In June 2020, he was named as one of four reserve players for Pakistan's tour to England during the COVID-19 pandemic. In September 2021, he was named in Pakistan's squad for the 2021 ICC Men's T20 World Cup.

In July 2022, in the first match against Sri Lanka, he took his first five-wicket haul in Test cricket.

In September 2022, he was instrumental in a record win against India during the Asia Cup, being Pakistan's highest successful run-chase against India in a T20I, eventually named Player of the Match for his all-round contributions.
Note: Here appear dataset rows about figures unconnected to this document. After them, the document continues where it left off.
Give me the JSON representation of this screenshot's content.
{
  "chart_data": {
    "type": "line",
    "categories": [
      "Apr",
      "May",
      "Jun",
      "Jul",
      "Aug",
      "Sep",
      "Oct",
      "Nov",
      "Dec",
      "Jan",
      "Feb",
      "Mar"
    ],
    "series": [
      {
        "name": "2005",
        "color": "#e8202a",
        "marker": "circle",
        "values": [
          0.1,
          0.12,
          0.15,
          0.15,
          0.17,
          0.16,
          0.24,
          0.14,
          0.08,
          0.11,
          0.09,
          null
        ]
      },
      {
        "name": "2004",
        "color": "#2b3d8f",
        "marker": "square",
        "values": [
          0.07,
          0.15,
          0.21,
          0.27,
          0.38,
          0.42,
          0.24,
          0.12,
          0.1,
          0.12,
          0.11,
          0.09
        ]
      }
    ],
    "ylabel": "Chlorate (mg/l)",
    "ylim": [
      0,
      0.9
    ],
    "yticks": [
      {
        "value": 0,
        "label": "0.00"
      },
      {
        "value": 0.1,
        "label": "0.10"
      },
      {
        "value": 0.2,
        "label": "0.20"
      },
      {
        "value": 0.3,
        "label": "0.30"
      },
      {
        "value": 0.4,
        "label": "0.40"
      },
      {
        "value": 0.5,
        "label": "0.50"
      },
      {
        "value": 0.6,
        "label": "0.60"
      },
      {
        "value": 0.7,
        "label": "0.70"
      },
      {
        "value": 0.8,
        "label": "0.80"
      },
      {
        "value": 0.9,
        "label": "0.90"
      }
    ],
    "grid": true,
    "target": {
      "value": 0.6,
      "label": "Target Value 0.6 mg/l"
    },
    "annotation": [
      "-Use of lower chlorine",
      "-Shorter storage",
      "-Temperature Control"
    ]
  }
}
In September 2025, in the match against Afghanistan in UAE T20I Tri-series, he took his first five-wicket haul in T20I cricket, which also included a hat-trick, bowling out Afghanistan for 66, their second-lowest ever T20I total. Nawaz had previously contributed a 21-ball 25 with the bat in a low-scoring game. For his all-round performance he was adjudged Player of the Match as well Player of the Series.

In February 2026, in the third and final T20I of Australia's 2025-26 tour of Pakistan in Lahore, Pakistan completed a 3–0 series whitewash with a dominant 111-run victory over Australia, Australia's worst-ever T20I loss. Nawaz was named Player of the Match, delivering a career-best T20I bowling performance with figures of 5 for 18, spinning a major collapse in the Australian batting lineup and playing a pivotal role in Pakistan's triumph. That series was effectively a warm up for both teams for the T20 World Cup. After a match against the Netherlands on the 7th of February in that tournament, Nawaz tested positive for Carboxy-THC in a post-match doping test. It was announced in July that Nawaz had received a three-month suspension, which by then he had already voluntarily provisionally served.